My favorite quote from the Slow Food Nation conference this weekend came from Wendall Berry (poet, essayist, farmer, panelist).
He held up a copy of a San Francisco Chronicle piece that said the best advertisement for the Slow Food movement was the pleasure of carefully preparing and lingering over a meal, and then described what the article got wrong. The following account of what he said is from the Journal:
[Berry] said the reporter described pleasure, as it relates to the Slow Food movement, in a limited view — that the description treated pleasure as a specialty, “a form of idleness,” which leaves out the possibility that good work could also be pleasurable… By limiting the ideas behind Slow Food to just “tasteful consumption,” Mr. Berry argued, the movement is limited in its growth.
If the Slow Food movement is going to catch on outside the upper-middle class, it’s going to be a movement about making people want to farm and distribute food locally. Not making them want to drive to consulting gigs in the city, come home, put on Graceland, and cook said locally farmed and distributed food and sit around talking/blogging/referencing David Sedaris. We need more farmers, working less efficiently, in the sense of using less fossil-fuel burning, soil-eroding methods. (See my lionization of Prince Charles, who is admirably blighted with nostalgia for agrarian England.)
Image: Slowfoodnation.org

September 1st, 2008 at 1:52 pm
Slow Food Nation might get support for “more farmers working less efficiently” if they’re big show had been a little more efficient. All I learned from the Taste Pavilions is that slow food is a rip off. I will gladly pay for food that is sustainable farmed and harvested by workers making a living wage. What I will not ever again gladly pay for is the opportunity to enter a disorganized event centered around standing in line. The Slow Food Nation event at Ft. Mason was awful. The “slow dough” was never advertised — the original tickets made it seem like you would have the opportunity to taste everything. In the end for us, though, the limits from the slow dough didn’t even cause the biggest problem. We had plenty left over after spending 3.5 hours to visit 4 pavilions due to the lines. And worse yet, the lines were not marked nor was there anyone there to direct you. At our last tasting pavilion, ice cream, we waited around thinking we were going to blow our last little slow dough circles on a bowl, only to find out we had entered the free taste line, where all you got was a little spoonful. And of course, showing our tickets and asking the worker to just go ahead and give us a bowl didn’t work.

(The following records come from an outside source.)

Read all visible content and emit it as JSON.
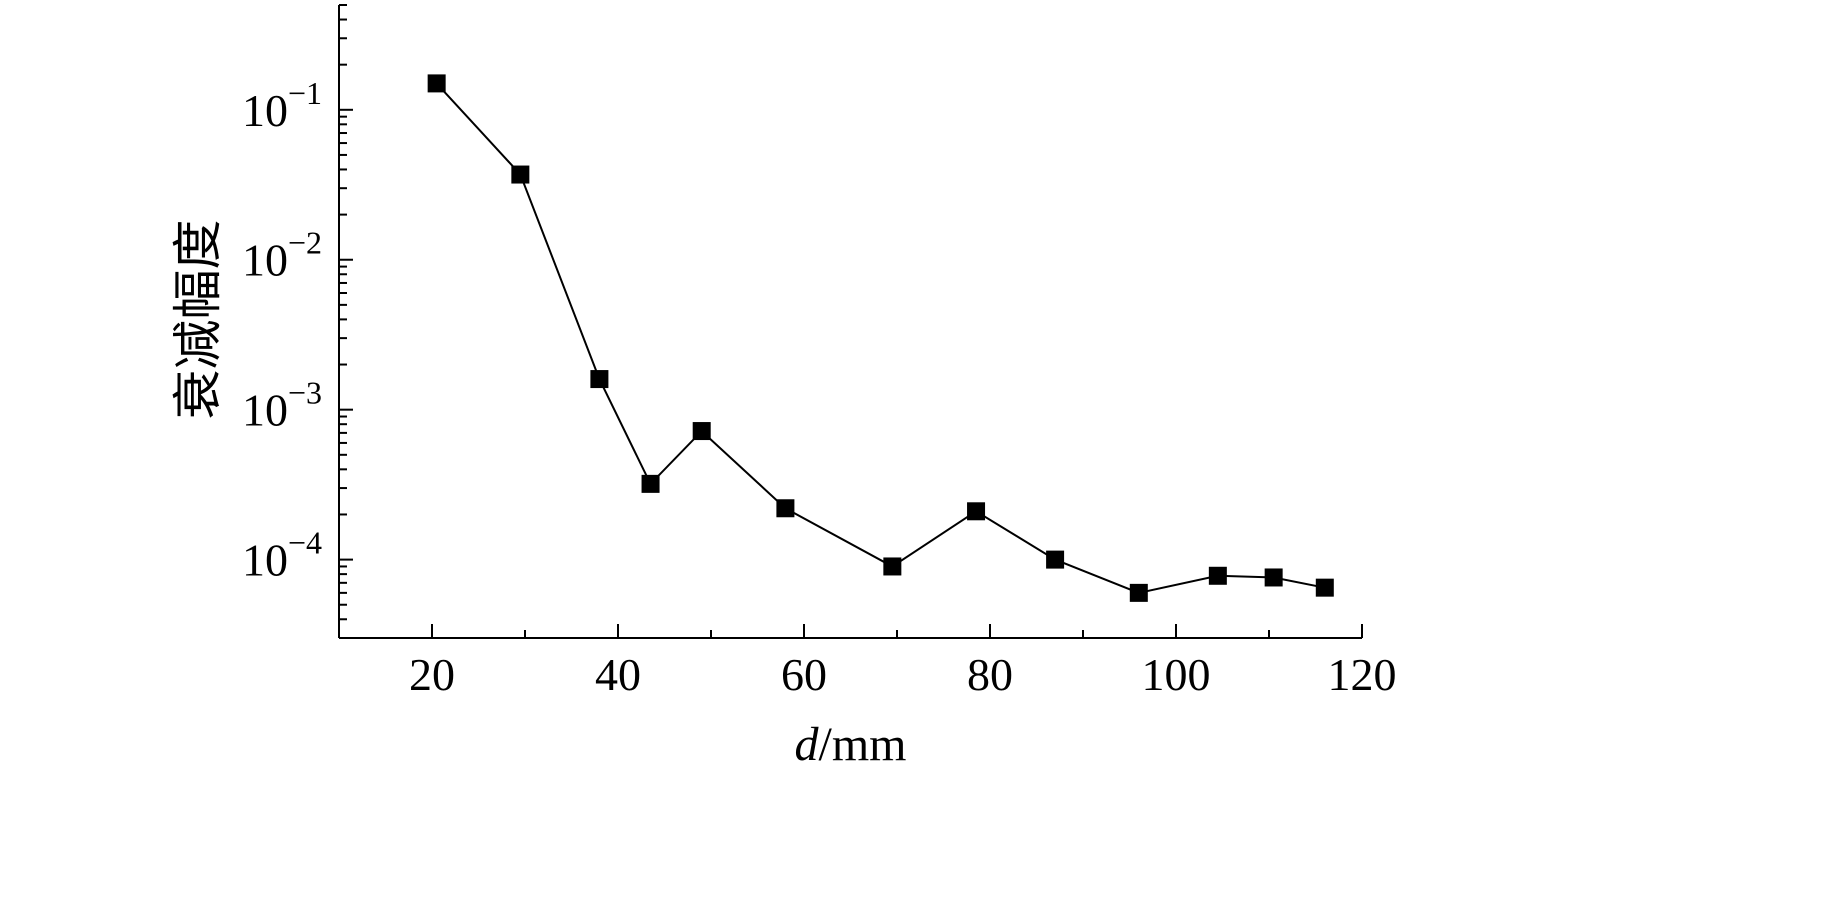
{
  "chart_data": {
    "type": "line",
    "title": "",
    "xlabel": {
      "italic": "d",
      "rest": "/mm"
    },
    "ylabel": "衰减幅度",
    "xlim": [
      10,
      120
    ],
    "ylim": [
      3e-05,
      0.5
    ],
    "yscale": "log",
    "grid": false,
    "marker": "square",
    "line_color": "#000000",
    "x_ticks": [
      {
        "value": 20,
        "label": "20"
      },
      {
        "value": 40,
        "label": "40"
      },
      {
        "value": 60,
        "label": "60"
      },
      {
        "value": 80,
        "label": "80"
      },
      {
        "value": 100,
        "label": "100"
      },
      {
        "value": 120,
        "label": "120"
      }
    ],
    "y_ticks": [
      {
        "value": 0.1,
        "base": "10",
        "exp": "−1"
      },
      {
        "value": 0.01,
        "base": "10",
        "exp": "−2"
      },
      {
        "value": 0.001,
        "base": "10",
        "exp": "−3"
      },
      {
        "value": 0.0001,
        "base": "10",
        "exp": "−4"
      }
    ],
    "series": [
      {
        "x": [
          20.5,
          29.5,
          38,
          43.5,
          49,
          58,
          69.5,
          78.5,
          87,
          96,
          104.5,
          110.5,
          116
        ],
        "y": [
          0.15,
          0.037,
          0.0016,
          0.00032,
          0.00072,
          0.00022,
          9e-05,
          0.00021,
          0.0001,
          6e-05,
          7.8e-05,
          7.6e-05,
          6.5e-05
        ]
      }
    ]
  }
}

Now, we would have gotten in other line and done some more waiting at this point (we were pros by this point in the evening!), but even though it was 8:55pm, they had closed down the line.

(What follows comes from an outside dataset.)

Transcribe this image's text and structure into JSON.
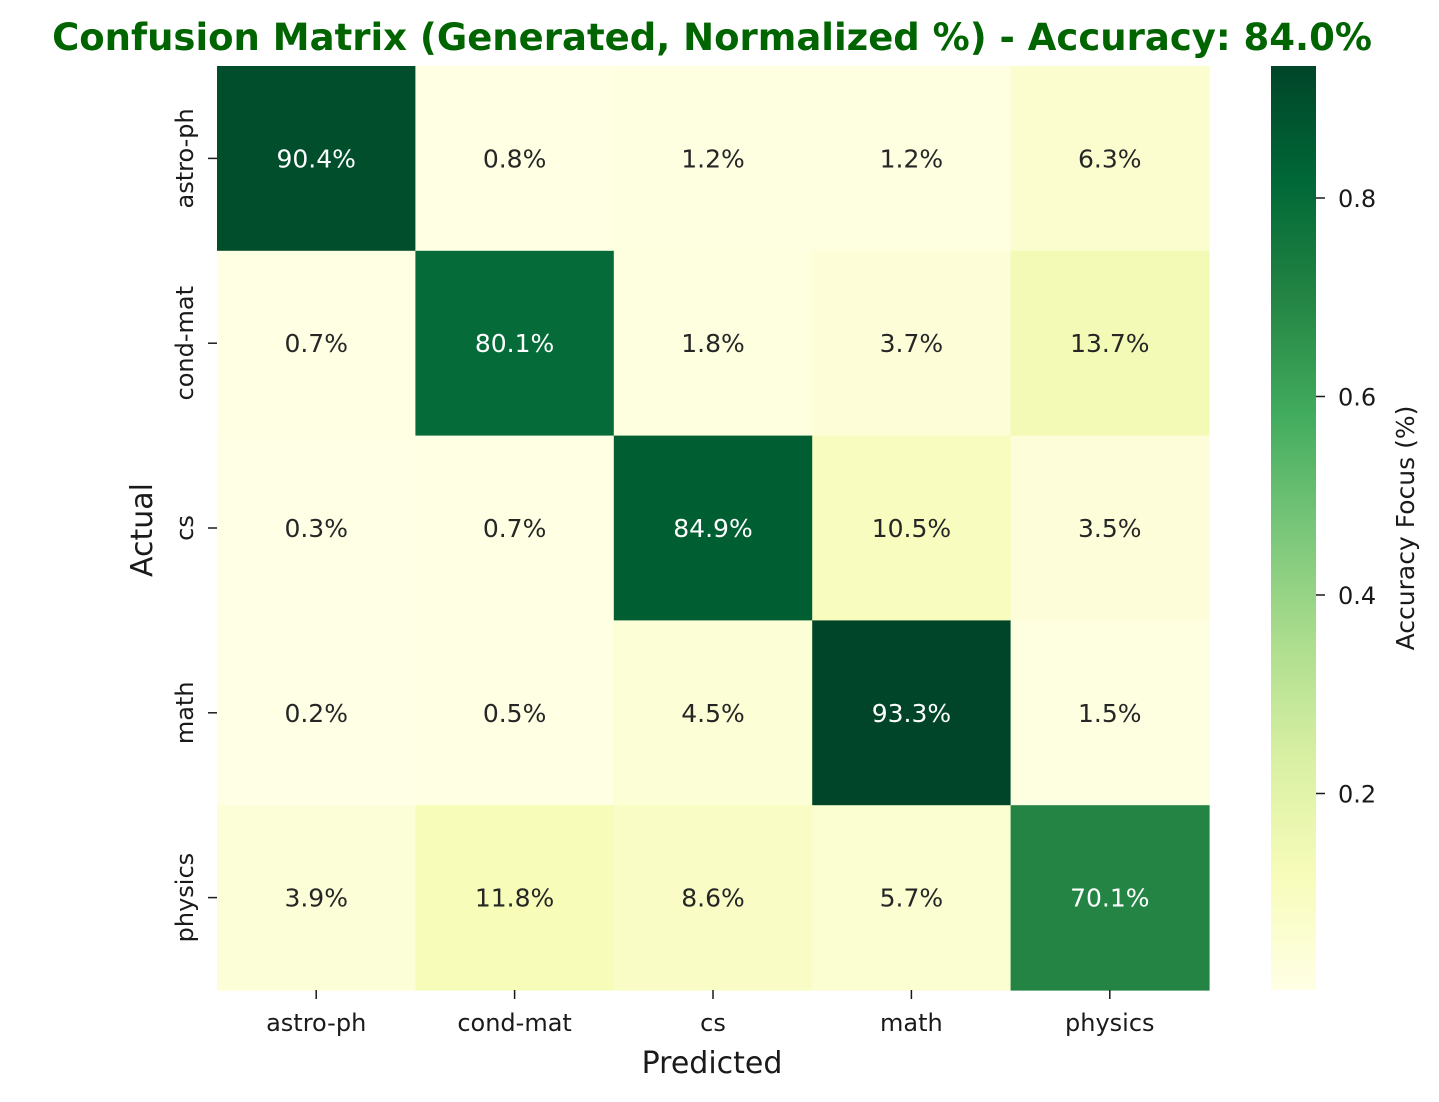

I will spend the rest of this week making sure everyone I meet knows to never support this organization again. I thought we were supporting slow food. Instead, we were supporting a bunch of rip off artists. Go to the farmers’ market, go to Whole Foods, plant a garden. Do anything but support Slow Food Nation is you want anything other than to waste your money.
September 2nd, 2008 at 4:30 am
Its amazing to know about the slow food event by Americans, I think such fets will help people to come together and can enjoy the foods from them.